A discussion with started with the first statement and response, and then went on with the statements they listed under "ignores all the larger context of the issue" looks pretty decent to me.
It might turn out that the second person thinks one or more of the bullet points is false, and both sides might learn something.
I agree! I love playing devil's advocate. People tend to focus too much on "who is right" and get annoyed. For me, it's about learning. It's about challenging my and my peer's assumptions and finding what are the limits of the assertion.
The article is a good invitation to reflection, but an alternative title could be "let's discover the relevant context together".
It is much easier to play devils advocate then having opinion you advocate for. And it is overly easy to use devil advocate tactic to make it hard to keep original topic, to force people to go to lengthy tangents or otherwise prevent them to actually make the statement they were aiming for.
If I intend to discuss complex enough real world problem in good faith, especially one with unclear parameters, devils advocate basically makes it impossible.
I agree, but I would put it differently. It is a lot easier to advocate a conclusion with full control over the assumptions, than discovering the boundary assumptions where the opinion no longer holds.

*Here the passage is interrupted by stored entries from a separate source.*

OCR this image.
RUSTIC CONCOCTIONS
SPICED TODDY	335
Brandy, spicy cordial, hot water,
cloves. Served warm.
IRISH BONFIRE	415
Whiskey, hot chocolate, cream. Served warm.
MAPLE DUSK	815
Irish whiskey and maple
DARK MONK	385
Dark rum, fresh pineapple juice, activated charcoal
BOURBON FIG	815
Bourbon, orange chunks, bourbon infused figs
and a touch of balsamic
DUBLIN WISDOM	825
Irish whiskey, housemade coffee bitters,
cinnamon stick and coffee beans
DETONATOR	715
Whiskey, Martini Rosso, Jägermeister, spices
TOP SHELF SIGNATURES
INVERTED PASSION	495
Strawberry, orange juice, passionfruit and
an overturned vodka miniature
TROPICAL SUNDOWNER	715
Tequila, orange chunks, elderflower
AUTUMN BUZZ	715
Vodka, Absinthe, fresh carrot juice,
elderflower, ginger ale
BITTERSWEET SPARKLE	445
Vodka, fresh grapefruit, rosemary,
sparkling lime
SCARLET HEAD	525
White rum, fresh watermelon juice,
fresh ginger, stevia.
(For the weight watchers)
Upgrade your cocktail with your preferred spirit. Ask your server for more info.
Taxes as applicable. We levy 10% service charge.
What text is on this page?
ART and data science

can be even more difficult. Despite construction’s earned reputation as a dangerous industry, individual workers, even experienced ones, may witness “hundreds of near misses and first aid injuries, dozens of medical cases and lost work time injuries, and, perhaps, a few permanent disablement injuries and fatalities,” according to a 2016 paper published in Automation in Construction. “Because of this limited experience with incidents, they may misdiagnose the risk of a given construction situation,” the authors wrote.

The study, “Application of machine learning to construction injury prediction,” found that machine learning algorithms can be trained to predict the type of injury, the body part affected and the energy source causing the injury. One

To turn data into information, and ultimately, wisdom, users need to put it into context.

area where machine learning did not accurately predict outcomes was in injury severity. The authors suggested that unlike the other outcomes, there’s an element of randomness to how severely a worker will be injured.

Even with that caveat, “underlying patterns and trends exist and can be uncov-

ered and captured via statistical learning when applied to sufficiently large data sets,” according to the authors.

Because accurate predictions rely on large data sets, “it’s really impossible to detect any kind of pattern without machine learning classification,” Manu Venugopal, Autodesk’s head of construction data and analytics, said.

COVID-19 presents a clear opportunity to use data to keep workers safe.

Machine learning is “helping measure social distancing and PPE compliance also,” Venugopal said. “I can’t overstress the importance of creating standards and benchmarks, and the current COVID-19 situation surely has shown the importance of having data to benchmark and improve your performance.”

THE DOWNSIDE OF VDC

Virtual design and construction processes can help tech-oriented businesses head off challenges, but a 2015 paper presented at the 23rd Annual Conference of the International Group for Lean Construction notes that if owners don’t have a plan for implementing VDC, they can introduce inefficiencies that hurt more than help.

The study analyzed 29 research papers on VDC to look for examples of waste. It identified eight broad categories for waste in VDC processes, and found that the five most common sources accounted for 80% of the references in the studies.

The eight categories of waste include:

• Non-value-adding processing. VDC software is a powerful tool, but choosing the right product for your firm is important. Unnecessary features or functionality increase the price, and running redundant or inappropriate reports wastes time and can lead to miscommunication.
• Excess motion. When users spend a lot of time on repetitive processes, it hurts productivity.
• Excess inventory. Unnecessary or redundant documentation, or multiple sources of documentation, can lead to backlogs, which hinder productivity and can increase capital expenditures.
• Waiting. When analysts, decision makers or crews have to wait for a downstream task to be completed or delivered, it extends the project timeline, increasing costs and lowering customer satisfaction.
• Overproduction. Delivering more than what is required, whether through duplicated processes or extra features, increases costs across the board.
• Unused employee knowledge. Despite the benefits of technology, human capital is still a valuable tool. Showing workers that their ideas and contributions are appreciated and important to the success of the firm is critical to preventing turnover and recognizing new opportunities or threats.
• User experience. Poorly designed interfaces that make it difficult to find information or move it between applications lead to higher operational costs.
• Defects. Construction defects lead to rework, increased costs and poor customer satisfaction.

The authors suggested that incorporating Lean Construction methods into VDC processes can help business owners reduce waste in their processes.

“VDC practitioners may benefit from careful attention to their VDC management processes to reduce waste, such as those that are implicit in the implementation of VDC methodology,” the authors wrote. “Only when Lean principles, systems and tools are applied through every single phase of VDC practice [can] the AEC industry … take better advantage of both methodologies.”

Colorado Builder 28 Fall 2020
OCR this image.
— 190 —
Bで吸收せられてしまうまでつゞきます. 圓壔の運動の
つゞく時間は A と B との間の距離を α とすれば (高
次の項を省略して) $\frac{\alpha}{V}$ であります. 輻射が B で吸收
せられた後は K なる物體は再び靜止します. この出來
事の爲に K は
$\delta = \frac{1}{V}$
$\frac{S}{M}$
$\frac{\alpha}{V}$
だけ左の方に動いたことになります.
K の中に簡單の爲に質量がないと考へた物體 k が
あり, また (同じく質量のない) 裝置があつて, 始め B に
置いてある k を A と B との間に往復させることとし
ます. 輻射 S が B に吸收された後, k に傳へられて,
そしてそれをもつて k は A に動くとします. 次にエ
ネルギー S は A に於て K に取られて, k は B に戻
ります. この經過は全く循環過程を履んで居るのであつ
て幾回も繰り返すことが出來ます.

For example, it is easy to argue for "HTTPS is more secure than HTTP". But what I am often interested in -- as a curious and skilled IT person, and not a lambda user -- is what attack models does HTTPS defend against. Remove assumptions one by one, when does HTTPS offer equivalent security to HTTP.
This is not just nitpicking, but extremely relevant for our profession. TLS has gotten under quite a lot of fire lately, so sooner or later, someone somewhere will discover those hidden assumption. I rather it happens on a public forum.
It might turn out that the second person thinks one or more of the bullet points is false, and both sides might learn something.